Today, most firms still have serious outstanding issues with the US government, including antitrust lawsuits, investigations, regulatory battles and tariffs.
Last week, Sens. Elizabeth Warren and Michael Bennet, both Democrats, shared a letter addressed to the executives, accusing them of trying to “coddle the incoming Trump administration to avoid scrutiny, limit regulation and buy favors.”
“Funny they never sent me one of these for contributing to the Democratic Party,” Altman wrote back on social media.
How sustainable the tech bromance is, and how far Trump will push on many of these issues, remain open questions.

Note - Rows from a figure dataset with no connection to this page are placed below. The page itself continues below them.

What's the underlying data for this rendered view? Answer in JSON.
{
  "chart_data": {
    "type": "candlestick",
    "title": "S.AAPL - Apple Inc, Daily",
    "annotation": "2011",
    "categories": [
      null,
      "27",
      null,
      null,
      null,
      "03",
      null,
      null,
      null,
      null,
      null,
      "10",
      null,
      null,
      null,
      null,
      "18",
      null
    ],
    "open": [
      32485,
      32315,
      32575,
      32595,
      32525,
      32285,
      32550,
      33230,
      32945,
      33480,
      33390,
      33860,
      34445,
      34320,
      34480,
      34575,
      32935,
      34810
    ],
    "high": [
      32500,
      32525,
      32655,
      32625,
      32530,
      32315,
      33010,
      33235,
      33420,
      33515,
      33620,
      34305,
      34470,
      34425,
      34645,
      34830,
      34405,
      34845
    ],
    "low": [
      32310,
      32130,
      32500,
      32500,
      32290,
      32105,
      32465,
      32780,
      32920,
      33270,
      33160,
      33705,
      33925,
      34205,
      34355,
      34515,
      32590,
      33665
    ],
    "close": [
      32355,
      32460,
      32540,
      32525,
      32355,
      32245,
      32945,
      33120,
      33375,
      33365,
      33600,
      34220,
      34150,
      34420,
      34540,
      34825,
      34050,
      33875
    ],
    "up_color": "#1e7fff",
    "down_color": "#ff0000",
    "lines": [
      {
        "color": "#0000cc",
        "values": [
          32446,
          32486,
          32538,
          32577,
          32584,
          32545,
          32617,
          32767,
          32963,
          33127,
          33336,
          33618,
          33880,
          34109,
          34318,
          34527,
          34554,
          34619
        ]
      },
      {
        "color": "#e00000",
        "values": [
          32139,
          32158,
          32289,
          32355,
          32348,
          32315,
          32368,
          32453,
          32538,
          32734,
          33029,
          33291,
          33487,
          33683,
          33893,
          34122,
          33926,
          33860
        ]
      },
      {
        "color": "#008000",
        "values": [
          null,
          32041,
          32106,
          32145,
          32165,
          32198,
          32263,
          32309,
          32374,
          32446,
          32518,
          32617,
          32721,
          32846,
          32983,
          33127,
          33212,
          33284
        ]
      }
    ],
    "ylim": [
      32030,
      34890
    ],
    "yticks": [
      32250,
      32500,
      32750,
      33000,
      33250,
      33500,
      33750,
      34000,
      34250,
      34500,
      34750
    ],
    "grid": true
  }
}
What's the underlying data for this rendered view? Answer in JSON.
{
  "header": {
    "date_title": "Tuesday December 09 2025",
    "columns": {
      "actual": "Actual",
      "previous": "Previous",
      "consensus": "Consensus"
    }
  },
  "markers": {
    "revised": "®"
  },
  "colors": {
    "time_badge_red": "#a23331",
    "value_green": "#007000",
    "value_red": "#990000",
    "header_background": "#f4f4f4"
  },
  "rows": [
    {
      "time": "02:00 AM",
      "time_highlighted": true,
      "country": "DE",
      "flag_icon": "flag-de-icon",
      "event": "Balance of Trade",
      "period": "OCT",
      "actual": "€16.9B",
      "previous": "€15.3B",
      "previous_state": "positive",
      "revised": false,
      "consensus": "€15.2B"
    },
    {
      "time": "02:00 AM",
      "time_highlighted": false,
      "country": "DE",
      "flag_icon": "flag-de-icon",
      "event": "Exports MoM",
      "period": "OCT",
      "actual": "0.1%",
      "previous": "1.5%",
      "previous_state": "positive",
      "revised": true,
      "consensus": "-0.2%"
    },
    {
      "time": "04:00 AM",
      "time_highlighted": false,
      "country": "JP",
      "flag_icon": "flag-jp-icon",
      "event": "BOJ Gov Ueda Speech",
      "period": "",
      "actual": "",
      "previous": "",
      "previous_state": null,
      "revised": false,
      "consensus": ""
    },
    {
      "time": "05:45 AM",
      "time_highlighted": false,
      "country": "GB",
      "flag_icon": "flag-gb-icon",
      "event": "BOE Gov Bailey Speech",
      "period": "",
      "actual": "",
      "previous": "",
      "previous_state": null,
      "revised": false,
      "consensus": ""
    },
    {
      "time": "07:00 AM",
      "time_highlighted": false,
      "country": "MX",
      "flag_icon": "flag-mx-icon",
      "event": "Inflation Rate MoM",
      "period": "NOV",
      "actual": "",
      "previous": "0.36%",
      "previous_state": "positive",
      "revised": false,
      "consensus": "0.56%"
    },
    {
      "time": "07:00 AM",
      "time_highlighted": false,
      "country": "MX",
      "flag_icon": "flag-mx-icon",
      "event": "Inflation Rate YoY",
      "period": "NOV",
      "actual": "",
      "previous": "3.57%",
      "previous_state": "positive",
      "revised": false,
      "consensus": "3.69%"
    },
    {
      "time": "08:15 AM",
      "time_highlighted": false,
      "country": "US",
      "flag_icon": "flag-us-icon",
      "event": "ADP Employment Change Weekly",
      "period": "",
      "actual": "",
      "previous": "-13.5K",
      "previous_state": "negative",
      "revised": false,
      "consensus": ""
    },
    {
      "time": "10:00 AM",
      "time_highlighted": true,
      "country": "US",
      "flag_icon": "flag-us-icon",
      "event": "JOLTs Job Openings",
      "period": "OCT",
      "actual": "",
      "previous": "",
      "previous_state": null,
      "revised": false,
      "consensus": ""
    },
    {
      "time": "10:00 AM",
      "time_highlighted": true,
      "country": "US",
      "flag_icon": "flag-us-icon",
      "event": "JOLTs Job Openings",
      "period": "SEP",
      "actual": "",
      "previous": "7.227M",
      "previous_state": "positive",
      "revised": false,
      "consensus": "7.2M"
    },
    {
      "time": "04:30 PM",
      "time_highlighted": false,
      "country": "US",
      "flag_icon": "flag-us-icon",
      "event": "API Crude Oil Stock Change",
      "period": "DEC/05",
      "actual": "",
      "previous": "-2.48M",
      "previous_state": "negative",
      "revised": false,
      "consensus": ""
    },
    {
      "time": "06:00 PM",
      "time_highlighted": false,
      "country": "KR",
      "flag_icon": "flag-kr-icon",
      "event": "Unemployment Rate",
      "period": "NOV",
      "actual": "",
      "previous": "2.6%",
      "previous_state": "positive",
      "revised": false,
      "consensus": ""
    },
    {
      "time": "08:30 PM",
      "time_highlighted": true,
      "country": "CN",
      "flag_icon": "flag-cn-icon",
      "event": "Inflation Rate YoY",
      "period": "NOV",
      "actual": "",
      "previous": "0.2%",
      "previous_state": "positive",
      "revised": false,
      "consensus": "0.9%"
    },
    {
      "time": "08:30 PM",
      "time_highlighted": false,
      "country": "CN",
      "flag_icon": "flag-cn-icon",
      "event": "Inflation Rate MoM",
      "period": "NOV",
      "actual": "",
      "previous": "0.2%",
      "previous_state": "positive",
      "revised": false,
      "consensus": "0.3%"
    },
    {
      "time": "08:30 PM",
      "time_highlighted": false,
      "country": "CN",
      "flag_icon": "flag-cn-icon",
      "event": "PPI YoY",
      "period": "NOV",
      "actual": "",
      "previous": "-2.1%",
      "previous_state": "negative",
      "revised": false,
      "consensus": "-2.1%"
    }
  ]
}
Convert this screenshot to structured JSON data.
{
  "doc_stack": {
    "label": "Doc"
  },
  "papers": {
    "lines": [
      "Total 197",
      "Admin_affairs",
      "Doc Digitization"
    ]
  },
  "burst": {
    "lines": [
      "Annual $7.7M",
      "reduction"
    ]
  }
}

But the president, who left office the first time as something of an outcast in the business world, seems to be relishing his new position.
As he wrote on social media last month: “Everybody wants to be my friend!!!”
Trump’s friendship with tech executives didn’t sit well with everyone in his circle.
Former Trump White House chief strategist Steve Bannon on Sunday called Musk a “really bad guy,” saying he wanted him “out of here before Inauguration Day.”
“The way I look at it, and I think most people in our movement look at it, is that President Trump broke the oligarchs, he broke them, and they gave up,” Bannon told ABC News.